- Born: 6 June 1917 Hamar, Norway
- Died: 30 April 1986 (aged 68)
- Occupations: Novelist and literary critic
- Awards: Mads Wiel Nygaards Endowment (1972)

= Odd Solumsmoen =

Norwegian novelist and literary critic

Odd Solumsmoen (6 June 1917 - 30 April 1986) was a Norwegian novelist and literary critic.

==Biography==
Solumsmoen was born at Hamar in Hedmark, Norway. His parents were Torger Solumsmoen (1886-1923) and Mathilde Gren (1885-1967). His father died when he was only six years old. He graduated in 1939 from Hamar Cathedral School. In 1946, he was appointed to a position at Hamar ligningskontor, a post he held until retirement and which he combined with his work as an author and critic. He became a regular contributor to Arbeiderbladet from the early 1950s until the 1980s.

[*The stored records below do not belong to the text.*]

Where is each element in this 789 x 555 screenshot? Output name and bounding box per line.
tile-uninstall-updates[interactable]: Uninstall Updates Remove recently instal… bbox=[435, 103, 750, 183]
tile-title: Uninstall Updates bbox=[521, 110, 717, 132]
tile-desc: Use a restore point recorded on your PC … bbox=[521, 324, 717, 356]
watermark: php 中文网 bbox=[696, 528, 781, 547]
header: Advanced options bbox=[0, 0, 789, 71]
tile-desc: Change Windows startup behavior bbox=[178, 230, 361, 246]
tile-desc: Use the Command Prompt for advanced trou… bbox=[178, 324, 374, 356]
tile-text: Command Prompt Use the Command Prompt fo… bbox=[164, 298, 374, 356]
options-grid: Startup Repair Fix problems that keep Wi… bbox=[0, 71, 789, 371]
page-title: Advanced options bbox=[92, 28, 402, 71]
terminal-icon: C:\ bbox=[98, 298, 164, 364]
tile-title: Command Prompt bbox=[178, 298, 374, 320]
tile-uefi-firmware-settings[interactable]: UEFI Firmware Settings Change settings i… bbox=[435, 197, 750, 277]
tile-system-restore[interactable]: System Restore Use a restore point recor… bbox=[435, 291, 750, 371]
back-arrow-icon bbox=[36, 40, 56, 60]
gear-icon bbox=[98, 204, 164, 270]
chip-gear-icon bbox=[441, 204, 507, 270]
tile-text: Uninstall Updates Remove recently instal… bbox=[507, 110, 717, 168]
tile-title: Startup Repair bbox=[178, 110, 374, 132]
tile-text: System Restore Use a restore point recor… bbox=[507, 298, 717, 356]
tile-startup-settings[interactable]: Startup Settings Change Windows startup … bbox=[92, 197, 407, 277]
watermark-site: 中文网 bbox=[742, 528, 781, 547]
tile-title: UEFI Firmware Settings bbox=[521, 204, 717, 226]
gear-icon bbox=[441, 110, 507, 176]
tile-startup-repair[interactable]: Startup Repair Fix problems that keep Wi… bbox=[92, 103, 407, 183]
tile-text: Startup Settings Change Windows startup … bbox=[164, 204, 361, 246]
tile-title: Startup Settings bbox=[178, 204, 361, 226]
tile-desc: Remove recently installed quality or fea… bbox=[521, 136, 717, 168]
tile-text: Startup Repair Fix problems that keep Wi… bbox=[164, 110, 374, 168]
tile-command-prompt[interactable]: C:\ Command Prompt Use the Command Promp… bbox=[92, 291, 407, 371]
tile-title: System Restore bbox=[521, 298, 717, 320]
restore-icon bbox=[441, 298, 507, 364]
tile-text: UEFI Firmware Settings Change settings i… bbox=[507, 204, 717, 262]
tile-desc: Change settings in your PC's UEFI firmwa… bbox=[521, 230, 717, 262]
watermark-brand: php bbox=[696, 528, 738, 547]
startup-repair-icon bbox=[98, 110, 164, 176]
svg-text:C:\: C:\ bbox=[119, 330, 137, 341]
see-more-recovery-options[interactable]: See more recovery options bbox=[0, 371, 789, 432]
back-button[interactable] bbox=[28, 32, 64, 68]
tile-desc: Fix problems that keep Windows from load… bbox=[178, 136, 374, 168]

He debuted as a fictional author in 1943 with the novel Barn i søndagsskolen. The book attracted considerable attention in his hometown since the stories so clearly started from recognizable events and models. His later works also had an autobiographical starting point. Solumsmoen's biographic works include a monograph on writer and painter Cora Sandel (Cora Sandel. En dikter i ånd og sannhet, 1957) and on poet and author Kristofer Uppdal (Kristofer Uppdal – domkirkebyggeren, 1959). Both are characterized by the personalization of the two authors. Among his other works was the novel Hjem, kjære hjem from 1955. Solumsmoen was awarded the Mads Wiel Nygaards Endowment in 1972.